We have bought some land ready to build our houses on. But we need to rent for the first year. We hope to start a business when we arrive. Can anyone help us with some advice. We are driving over with some of our things. Should we sell all our stuff and buy when we get there, or is it worth shipping our things over?
I would welcome any advice. Do we need to get any paper work done before we come over?


Many thanks

Linda


----------



## The Grocer (May 30, 2010)

To cover a few things:
Items like washing machine, tumble dryers, dish washers are VERY expensive compared to the UK here in Greece; if you can bring them with you. Mainly household electrical items (kettles, food mixers etc), are more expensive and the cheaper brands are definitely of inferior quality (in my view)...ie. bought at the supermarkets (own brands).
If you have a modern flat screen TV with selective country programming, bring that as well!

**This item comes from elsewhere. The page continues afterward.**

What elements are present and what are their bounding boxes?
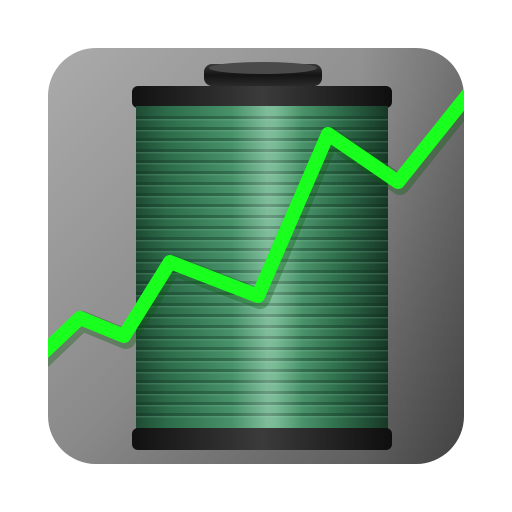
icon-canvas: [0, 0, 512, 512]
battery-monitor-app-icon: [0, 0, 512, 512]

We all have different tastes in furnishings, but remember Rhodes is an island and whilst there will be plenty of choice, it will be at a cost....otherwise its IKEA in Athens! Again I shipped mine from the UK to Greece.

You obviously will be bringing personal items like clothing, but buy some extra shoes....they are far more expensive here!

If you are bringing your car and want to import it "duty" free (see my previous posts on cars), you MUST start the paperwork in the UK with the Greek Consulate (as you must do for shipping items etc). DON'T bring a car over 1600cc it will cost you a fortune to tax (road tax).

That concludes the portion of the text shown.